What can you learn from my experience? Don’t be afraid to ask questions. If something sounds too good to be true, it probably is. So if you get someone at a bank trying to steer you toward something ask – what fees are involved (monthly, annually, load)? Are there surrender charges? What’s your commission on this product? Why do you think this is right for me? Is it FDIC insured? Is this an annuity (especially when someone says the income is “guaranteed!” – it may be an annuity)?
Also, don’t use a bank for your IRA. Banks are almost uniformly terrible places to invest. Usually they’re high fee, low return, and high commission (for the salesperson, not you, unfortunately). Use one of the discount brokerage firms, like Vanguard, Fidelity, or Charles Schwab. Heck if you’re completely risk averse you can use an online savings account company like Capital One 360 or Ally bank. Not only does this allow you more flexibility with your money since you can invest in anything for low costs, but you have the option to get the highest possible interest rate on your account.

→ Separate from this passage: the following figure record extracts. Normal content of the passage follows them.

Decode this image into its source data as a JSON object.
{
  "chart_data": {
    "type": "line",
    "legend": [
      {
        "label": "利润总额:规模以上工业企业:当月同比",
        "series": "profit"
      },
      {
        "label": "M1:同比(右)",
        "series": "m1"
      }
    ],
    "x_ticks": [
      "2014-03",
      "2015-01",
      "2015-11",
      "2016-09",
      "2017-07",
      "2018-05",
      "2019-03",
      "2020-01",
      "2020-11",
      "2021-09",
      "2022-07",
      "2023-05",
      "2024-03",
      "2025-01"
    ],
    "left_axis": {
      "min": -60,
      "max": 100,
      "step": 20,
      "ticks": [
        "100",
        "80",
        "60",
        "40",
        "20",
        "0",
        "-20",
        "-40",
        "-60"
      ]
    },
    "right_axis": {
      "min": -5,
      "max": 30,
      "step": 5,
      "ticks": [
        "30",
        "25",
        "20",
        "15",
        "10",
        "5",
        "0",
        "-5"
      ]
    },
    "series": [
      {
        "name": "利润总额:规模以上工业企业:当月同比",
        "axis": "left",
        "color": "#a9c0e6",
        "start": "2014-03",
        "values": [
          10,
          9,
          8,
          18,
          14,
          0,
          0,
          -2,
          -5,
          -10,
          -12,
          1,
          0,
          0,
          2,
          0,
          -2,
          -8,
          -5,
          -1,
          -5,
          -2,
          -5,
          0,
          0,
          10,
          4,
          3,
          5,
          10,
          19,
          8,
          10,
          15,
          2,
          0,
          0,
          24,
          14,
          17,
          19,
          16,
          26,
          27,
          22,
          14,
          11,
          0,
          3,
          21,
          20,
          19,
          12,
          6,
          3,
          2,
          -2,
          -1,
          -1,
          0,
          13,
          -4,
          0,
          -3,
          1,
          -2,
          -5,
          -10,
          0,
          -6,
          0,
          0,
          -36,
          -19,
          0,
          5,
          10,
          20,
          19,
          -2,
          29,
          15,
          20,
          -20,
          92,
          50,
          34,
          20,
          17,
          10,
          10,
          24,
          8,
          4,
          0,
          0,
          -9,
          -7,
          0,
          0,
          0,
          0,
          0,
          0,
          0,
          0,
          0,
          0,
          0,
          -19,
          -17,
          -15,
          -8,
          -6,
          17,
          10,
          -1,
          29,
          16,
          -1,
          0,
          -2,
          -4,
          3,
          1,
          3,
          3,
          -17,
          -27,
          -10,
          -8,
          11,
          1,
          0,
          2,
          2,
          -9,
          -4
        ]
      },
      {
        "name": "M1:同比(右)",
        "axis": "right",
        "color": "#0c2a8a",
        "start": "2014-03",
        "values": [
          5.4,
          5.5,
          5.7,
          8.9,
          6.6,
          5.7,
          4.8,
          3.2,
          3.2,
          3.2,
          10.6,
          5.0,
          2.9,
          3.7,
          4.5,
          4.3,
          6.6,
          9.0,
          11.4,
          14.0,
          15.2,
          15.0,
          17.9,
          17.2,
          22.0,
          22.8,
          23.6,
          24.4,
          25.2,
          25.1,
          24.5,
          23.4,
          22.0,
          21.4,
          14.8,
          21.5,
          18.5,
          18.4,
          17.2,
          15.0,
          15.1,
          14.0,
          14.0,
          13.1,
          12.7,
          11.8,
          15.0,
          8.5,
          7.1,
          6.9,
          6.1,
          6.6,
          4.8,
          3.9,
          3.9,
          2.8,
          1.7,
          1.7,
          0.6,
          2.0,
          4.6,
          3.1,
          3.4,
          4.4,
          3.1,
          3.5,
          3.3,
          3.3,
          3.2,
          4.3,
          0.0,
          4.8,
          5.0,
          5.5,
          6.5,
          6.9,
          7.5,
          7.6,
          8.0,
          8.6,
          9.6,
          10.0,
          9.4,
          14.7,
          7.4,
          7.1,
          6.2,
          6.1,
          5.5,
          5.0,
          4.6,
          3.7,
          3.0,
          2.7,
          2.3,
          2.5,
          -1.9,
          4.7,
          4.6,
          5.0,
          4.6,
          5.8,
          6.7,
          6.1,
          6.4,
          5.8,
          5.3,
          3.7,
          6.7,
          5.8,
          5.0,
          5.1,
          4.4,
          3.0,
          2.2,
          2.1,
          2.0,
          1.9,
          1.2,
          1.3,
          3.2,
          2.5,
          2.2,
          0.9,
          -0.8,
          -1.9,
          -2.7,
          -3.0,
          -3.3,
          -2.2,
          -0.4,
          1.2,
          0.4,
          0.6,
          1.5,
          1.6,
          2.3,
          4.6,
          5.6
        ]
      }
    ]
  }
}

Bank products for investing and saving tend to be horrible choices – high fees, extremely low interest rates, and smartly dressed salespeople. The only things I like them for are when you need a free notary or medallion signature guarantee, a safe deposit box, and some checking account options. Their savings accounts are terrible and their investment options are frightening.
Have you ever been pitched an annuity inside a retirement account? Have you ever had to control yourself from laughing when a salesperson makes a terrible recommendation? Let me know in the comments.
2 thoughts on “Why The Bank Thinks I’m Stupid – Annuities in an IRA”
I had a friend that got pitched an annuity and he asked me what to do. After laughing for a good five minutes I told him as a 28 year old that there was no reason that he needed this “investment” product. He soon there after set up a Vanguard account and has been dollar cost averaging ever since. I can’t stand when financial products are being pushed to people that clearly have no need for this type of investment. No wonder Wall Street and the Banks aren’t trusted.
I know, aren’t banks ridiculous? They must know these products are not right for the people they’re pitching them to.